Organizations Seek to Defend Privacy Rights

FOR IMMEDIATE RELEASE
Contact: Jose Medina, Media Coordinator, ACLU of Texas, (512) 478-7300 x 103; [email protected]

AUSTIN – The American Civil Liberties Union (ACLU) and American Civil Liberties Union of Texas have joined the Electronic Frontier Foundation (EFF) in opposing federal government attempts to obtain cell phone users’ historical location data from cell phone service providers without establishing probable cause and obtaining a warrant.

In an amicus (friend of the court) brief filed Friday in U. S. District Court for the Southern District of Texas in Houston, EFF and the ACLU argue that absent judicial safeguards, the government’s ability to obtain detailed information about a person’s location using historical cell phone data may violate the Fourth Amendment.

Download a copy of the amicus (PDF)

"The government should not be able to track people wherever they go without showing it has probable cause and going to a judge to get a warrant," said Catherine Crump, Staff Attorney with the ACLU’s National Project on Speech, Technology and Privacy. “The Fourth Amendment is meant to protect our privacy against exactly this sort of constant and invasive surveillance.”

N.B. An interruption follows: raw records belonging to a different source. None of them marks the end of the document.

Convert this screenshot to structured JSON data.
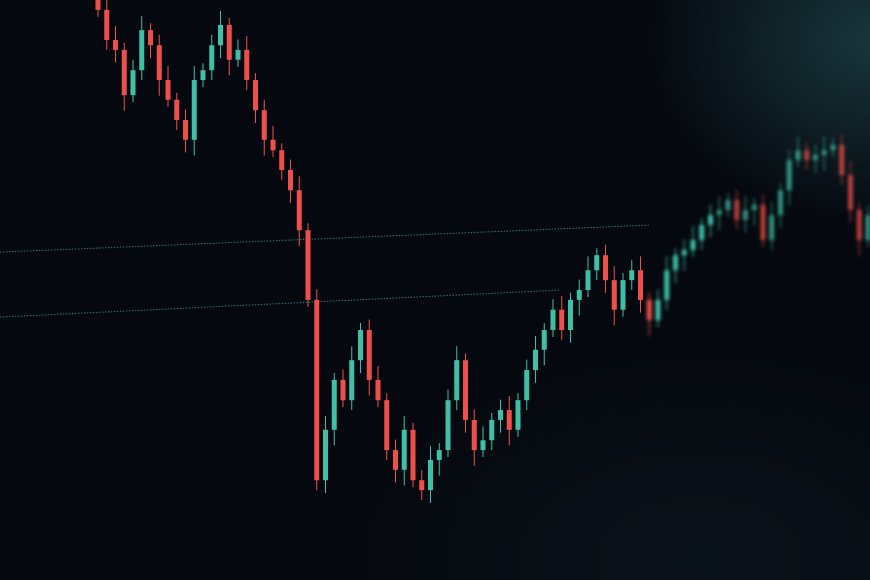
{
  "chart_data": {
    "type": "candlestick",
    "title": "",
    "xlabel": "",
    "ylabel": "",
    "grid": false,
    "colors": {
      "up": "#3fbfa6",
      "down": "#ef4f4a",
      "reference_line": "#3a8f95",
      "background": "#05090f"
    },
    "reference_levels": [
      58.6,
      47.4
    ],
    "closes": [
      98.3,
      93.1,
      91.4,
      83.6,
      87.9,
      94.8,
      92.2,
      86.2,
      82.8,
      79.3,
      75.9,
      86.2,
      87.9,
      92.2,
      95.7,
      89.7,
      91.4,
      86.2,
      81.0,
      75.9,
      74.1,
      70.7,
      67.2,
      60.3,
      48.3,
      17.2,
      25.9,
      34.5,
      31.0,
      37.9,
      43.1,
      34.5,
      31.0,
      22.4,
      19.0,
      25.9,
      17.2,
      15.5,
      20.7,
      22.4,
      31.0,
      37.9,
      27.6,
      22.4,
      24.1,
      27.6,
      29.3,
      25.9,
      31.0,
      36.2,
      39.7,
      43.1,
      46.6,
      43.1,
      48.3,
      50.0,
      53.4,
      56.0,
      51.7,
      46.6,
      51.7,
      53.4,
      48.3,
      44.8,
      48.3,
      53.4,
      56.0,
      56.9,
      58.6,
      61.2,
      62.9,
      63.8,
      65.5,
      62.1,
      63.8,
      64.7,
      58.6,
      62.9,
      67.2,
      72.4,
      74.1,
      72.4,
      73.3,
      74.1,
      75.0,
      69.8,
      63.8,
      58.6,
      62.9
    ]
  }
}
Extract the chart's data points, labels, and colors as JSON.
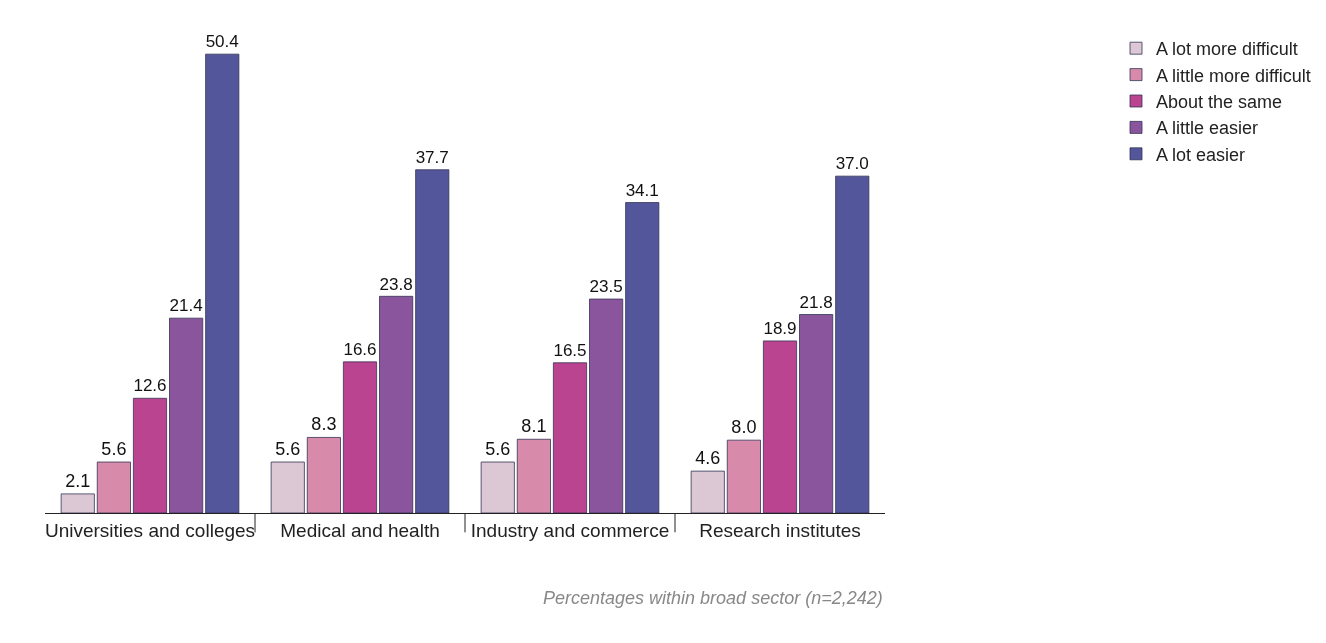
{
  "chart_data": {
    "type": "bar",
    "categories": [
      "Universities and colleges",
      "Medical and health",
      "Industry and commerce",
      "Research institutes"
    ],
    "series": [
      {
        "name": "A lot more difficult",
        "color": "#dcc8d4",
        "values": [
          2.1,
          5.6,
          5.6,
          4.6
        ]
      },
      {
        "name": "A little more difficult",
        "color": "#d88aaa",
        "values": [
          5.6,
          8.3,
          8.1,
          8.0
        ],
        "value_labels": [
          "5.6",
          "8.3",
          "8.1",
          "8.0"
        ]
      },
      {
        "name": "About the same",
        "color": "#bb4490",
        "values": [
          12.6,
          16.6,
          16.5,
          18.9
        ]
      },
      {
        "name": "A little easier",
        "color": "#8a559c",
        "values": [
          21.4,
          23.8,
          23.5,
          21.8
        ]
      },
      {
        "name": "A lot easier",
        "color": "#53569a",
        "values": [
          50.4,
          37.7,
          34.1,
          37.0
        ],
        "value_labels": [
          "50.4",
          "37.7",
          "34.1",
          "37.0"
        ]
      }
    ],
    "data_labels": true,
    "legend": "top right",
    "annotations": [
      "Percentages within broad sector (n=2,242)"
    ]
  }
}
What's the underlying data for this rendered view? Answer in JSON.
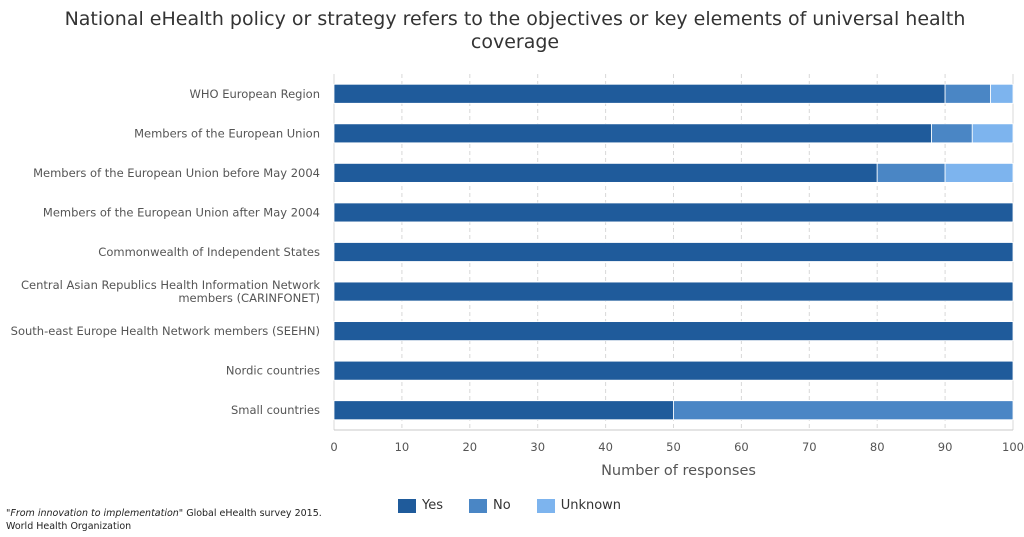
{
  "chart_data": {
    "type": "bar",
    "orientation": "horizontal",
    "stacked": true,
    "title": "National eHealth policy or strategy refers to the objectives or key elements of universal health coverage",
    "xlabel": "Number of responses",
    "ylabel": "",
    "xlim": [
      0,
      100
    ],
    "xticks": [
      0,
      10,
      20,
      30,
      40,
      50,
      60,
      70,
      80,
      90,
      100
    ],
    "grid": true,
    "legend_position": "bottom",
    "categories": [
      [
        "WHO European Region"
      ],
      [
        "Members of the European Union"
      ],
      [
        "Members of the European Union before May 2004"
      ],
      [
        "Members of the European Union after May 2004"
      ],
      [
        "Commonwealth of Independent States"
      ],
      [
        "Central Asian Republics Health Information Network",
        "members (CARINFONET)"
      ],
      [
        "South-east Europe Health Network members (SEEHN)"
      ],
      [
        "Nordic countries"
      ],
      [
        "Small countries"
      ]
    ],
    "series": [
      {
        "name": "Yes",
        "color": "#1f5b9b",
        "values": [
          90,
          88,
          80,
          100,
          100,
          100,
          100,
          100,
          50
        ]
      },
      {
        "name": "No",
        "color": "#4a86c5",
        "values": [
          6.7,
          6,
          10,
          0,
          0,
          0,
          0,
          0,
          50
        ]
      },
      {
        "name": "Unknown",
        "color": "#7db4ee",
        "values": [
          3.3,
          6,
          10,
          0,
          0,
          0,
          0,
          0,
          0
        ]
      }
    ]
  },
  "source": {
    "italic_part": "\"From innovation to implementation\"",
    "rest": " Global eHealth survey 2015.",
    "org": "World Health Organization"
  }
}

Last October, Houston federal Magistrate Judge Stephen Smith issued an opinion rejecting three federal government applications to obtain the detailed information under the Stored Communications Act as part of investigations for which little is publicly known, holding that the government had to first show probable cause and obtain a warrant. The federal government appealed Judge Smith’s opinion. The ACLU and EFF brief urges the court to uphold Judge Smith’s ruling.

A favorable ruling in this case could encourage judges across the country to exercise their discretion as to when to require the government to obtain a warrant to get access to the detailed information.

“We’re all carrying tracking devices around in our pockets in the form of our cell phones, and without strong legal protections, any and every American’s locational privacy is at risk. We will continue to fight in the courts to ensure that the government must obtain a search warrant based on probable cause before secretly tracking a cell phone’s location, but the issue will not be truly settled until Congress updates our woefully outdated electronic privacy laws,” said EFF Senior Staff Attorney Kevin Bankston.

"Texans value few things more than the right to be left alone,” noted Lisa Graybill, Legal Director for the ACLU of Texas. “The government’s desire to have unfettered access to cell phone user data unjustifiably threatens the privacy rights of the millions of Texans who rely on their cell phones.”